While in some ways this disaster caused much bitter sorrow and exposed rifts between St. Kitts and Nevis, in many ways it also demonstrated the capacity of our people to work together to mitigate the immediate situation and to build a better future. The fact that by 1983 we were ready to move forward as an independent nation albeit with clauses 110 and 113 is an indication of the maturity of our leaders then and now. They knew that in spite of their insular stance, the whole of St. Kitts and Nevis was greater than its individual parts and embraced the big picture. They knew the truth of the parable in 1st King chapter 3 verses 16 - 28. The baby could not be divided in 2 – half for Nevis and a half for St. Kitts. They opted for unity. It also emphasized how intertwined the people of St. Kitts and Nevis really are.

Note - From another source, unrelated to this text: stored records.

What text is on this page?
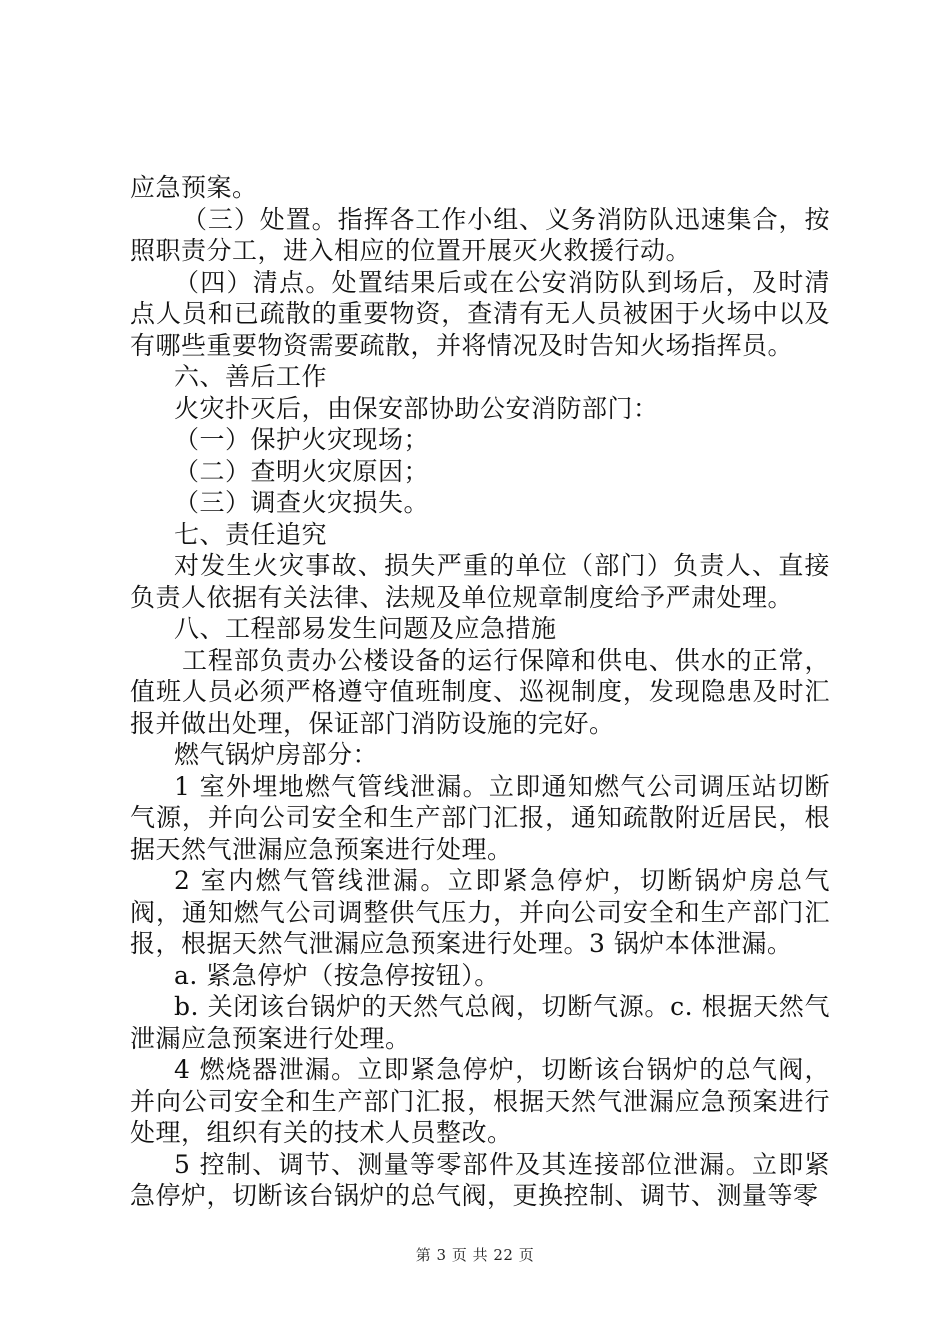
应急预案。

（三）处置。指挥各工作小组、义务消防队迅速集合，按照职责分工，进入相应的位置开展灭火救援行动。

（四）清点。处置结果后或在公安消防队到场后，及时清点人员和已疏散的重要物资，查清有无人员被困于火场中以及有哪些重要物资需要疏散，并将情况及时告知火场指挥员。

六、善后工作

火灾扑灭后，由保安部协助公安消防部门：

（一）保护火灾现场；

（二）查明火灾原因；

（三）调查火灾损失。

七、责任追究

对发生火灾事故、损失严重的单位（部门）负责人、直接负责人依据有关法律、法规及单位规章制度给予严肃处理。

八、工程部易发生问题及应急措施

工程部负责办公楼设备的运行保障和供电、供水的正常，值班人员必须严格遵守值班制度、巡视制度，发现隐患及时汇报并做出处理，保证部门消防设施的完好。

燃气锅炉房部分：

1 室外埋地燃气管线泄漏。立即通知燃气公司调压站切断气源，并向公司安全和生产部门汇报，通知疏散附近居民，根据天然气泄漏应急预案进行处理。

2 室内燃气管线泄漏。立即紧急停炉，切断锅炉房总气阀，通知燃气公司调整供气压力，并向公司安全和生产部门汇报，根据天然气泄漏应急预案进行处理。3 锅炉本体泄漏。

a. 紧急停炉（按急停按钮）。

b. 关闭该台锅炉的天然气总阀，切断气源。c. 根据天然气泄漏应急预案进行处理。

4 燃烧器泄漏。立即紧急停炉，切断该台锅炉的总气阀，并向公司安全和生产部门汇报，根据天然气泄漏应急预案进行处理，组织有关的技术人员整改。

5 控制、调节、测量等零部件及其连接部位泄漏。立即紧急停炉，切断该台锅炉的总气阀，更换控制、调节、测量等零

第 3 页 共 22 页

Many vessel operators from both St. Kitts and Nevis immediately rose to the challenge, gave of their expertise and other resources to rescue passengers and recover the dead. Medical and other health personnel from both islands worked hand in hand to provide relief.
There were many people of good will who reached out and provided care for orphans and gave comfort and support to the devastated families.
Over time, this tragedy has helped us as a people to build character, confidence and resilience and develop coping mechanisms to deal with and address this horror that was beyond our individual and collective comprehension. Our faith in God sustained us. With strength and courage, we nurtured each other and grew stronger each day. We picked ourselves up and carried on rebuilding lives and livelihoods. Despite the trauma and the scars, St. Kitts and Nevis looked optimistically to a brighter and stronger future.
It must be noted that the Christena Disaster led to significant changes and improvements in maritime safety regulations and protocols. Today we are the beneficiaries of such improvements. These include regular inspection of maritime vessels, limits on number of passengers, provision of life jackets, and certified and experienced operators and crew. Today citizens, residents and visitors can travel between our two islands confidently with the knowledge that safety measures are in place and are being adhered to and that improvements are ongoing.
The site of the Christena Disaster is an underwater heritage site, as it is the final resting place for the doomed boat, as well as for some of its passengers.
My Administration will therefore consider implementing regulations that govern access by divers to the underwater wreckage site.
I recall that the St. Kitts-Nevis Observer Newspaper interviewed me some 23 years ago for an article that was published on February 1st, 1997 titled “Sacrilege or History? Diving the Christena Wreck.”
At that time, I was Minister of Agriculture and Fisheries. I said then that, “The area may be considered special and requires some policy.” I also said that it would be important to gain “some public consensus” on the matter of whether diving should be allowed at the Christena wreck site. Perhaps the 50th Anniversary is as propitious a time as any to put these ideas into action.
Perhaps we can look at making it a protected or regulated wreck dive site, where, for instance, divers would only be allowed to view the sunken boat from the outside and they would have to avoid contact with the remains of the boat when taking photos and video.
Legislation such as a Historic Wrecks Act would be required in order to preserve and safeguard St. Kitts and Nevis’ underwater cultural heritage of momentous importance to the people of St. Kitts and Nevis.
Life is never without challenges. The Christena Disaster brought the noblest of the human spirit to the fore and taught us among other things that every challenge we face and navigate strengthens our will, our confidence and ability to conquer future obstacles.
Let us continue to work together to face our challenges as a nation with unity, courage, resolve and an abiding faith in God.